2016年4月に施行された「女性の職業生活における活躍の推進に関する法律(女性活躍推進法)」の影響で、多くの企業が女性社員を対象にした新たな取り組みを始めています。「女性」というだけで突然スポットライトが当たってしまい、相談者のように不安や戸惑いを感じている方も多いでしょう。
私自身、女性という理由だけでどこか特別扱いされているような状況に対して、違和感を覚えることもありました。しかし、「女性活躍」が様々な多様性を受け入れるための第一歩だと捉えることで、過剰な意識は必要ないと思えるようになりました。
女性が広く活躍できる社会になることは、今まで当たり前とされてきた考え方や価値観以外のものを受け入れられる状態を作ることにほかなりません。性別をはじめ、人種や国籍、宗教、病歴などの違いを受け入れ、それぞれの個性や価値観を生かすという多様性(ダイバーシティ)の実現に近づくのです。
少子化が進む日本にとって、今後、多様性への対応はますます重要になります。多様性確保には息の長い取り組みが必要ですが、その最初の一歩として、女性が活躍できる環境作りを進めている。そう捉えると、違和感が少し解消されるのではないでしょうか。
私自身も自社で、多様性推進のための自主活動に携わっています。この活動のきっかけも、女性活躍施策の一環で開催されたセミナーでした。同業他社のIT部門に所属する女性が集まり、各社の制度や取り組みの状況を話し合いました。

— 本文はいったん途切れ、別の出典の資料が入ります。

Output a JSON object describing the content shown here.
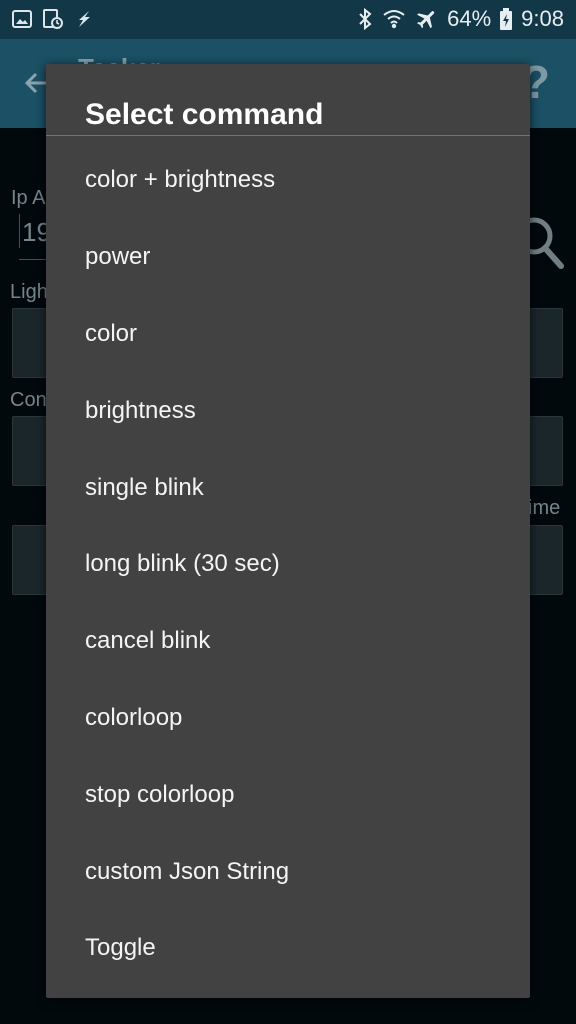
{
  "status_bar": {
    "battery_percent": "64%",
    "time": "9:08",
    "icons": [
      "image-icon",
      "calendar-icon",
      "flash-icon",
      "bluetooth-icon",
      "wifi-icon",
      "airplane-mode-icon",
      "battery-charging-icon"
    ]
  },
  "app_bar": {
    "title": "Tasker",
    "help_label": "?"
  },
  "background_form": {
    "ip_label": "Ip A",
    "ip_value": "19",
    "light_label": "Ligh",
    "command_label": "Con",
    "time_label": "ime"
  },
  "dialog": {
    "title": "Select command",
    "options": [
      "color + brightness",
      "power",
      "color",
      "brightness",
      "single blink",
      "long blink (30 sec)",
      "cancel blink",
      "colorloop",
      "stop colorloop",
      "custom Json String",
      "Toggle"
    ]
  },
  "colors": {
    "status_bar": "#123848",
    "app_bar": "#1b5065",
    "dialog_background": "#424242",
    "screen_background": "#02090d"
  }
}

そこでは、女性活躍をはじめとした多様性推進が進んでいる会社の事例を聞くことができました。先進的な企業でも、制度の浸透には多くの時間が掛かったといいます。マイノリティ(少数派)に対して制度を適用するだけでなく、マジョリティ(多数派)側がそれを受け入れ、理解できるような制度設計や工夫が必要であることも知りました。こうした学びが、自社内での多様性推進活動の発足につながりました。